Can't improve textcat model performance

I have a text classification model that I've trained on sentences. The model is binary, with the label either present or not. I've got about 1750 annotated sentences in two datasets, although a lot of those are 'ignores' and only 722 are used in training. I can't seem to get the accuracy of the model past 0.75; train-test curve shows accuracy dropping in the last stage. Is there anything else I should be looking at to improve the performance of the model? Loss is pretty close to 0 at the conclusion of 10 iterations of training.
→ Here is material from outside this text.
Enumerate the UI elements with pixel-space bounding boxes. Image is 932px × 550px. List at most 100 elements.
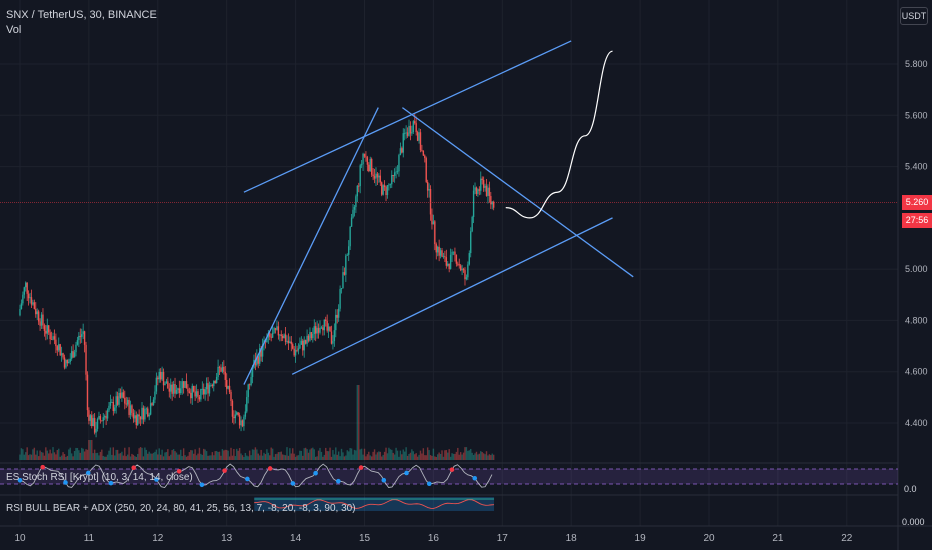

Hi! It's always difficult to give a definitive answer because there could be many explanations. But here are a few questions and ideas to help you debug:

  • Which versions of Prodigy and spaCy are you running?
  • Are you using a dedicated evaluation set, or are you using the default evaluation split that just holds back a certain percentage? If you don't have a separate evaluation set, it's possible that your evaluation is unstable because you're always taking a random 20% of the already small set of 722 training examples. Maybe this random split just happens to give you an unideal selection of the data.
  • If your loss hits 0 after the 10 iterations, this indicates that your model might be overfitting on the data.
  • How were your annotations created, and are they internally consistent? Is the distinction you're trying to train something the model can learn?

Thanks for the reply!

  1. Using spacy 2.2.4 and prodigy 1.9.9
  2. I have a dedicated evaluation set
  3. I created the annotations myself, based on a self-written spec, so this is the part that most worries me. If I set the threshold to a high level, the model identifies things pretty reliably but the recall at that point is pretty poor, it would be letting lots of things get by.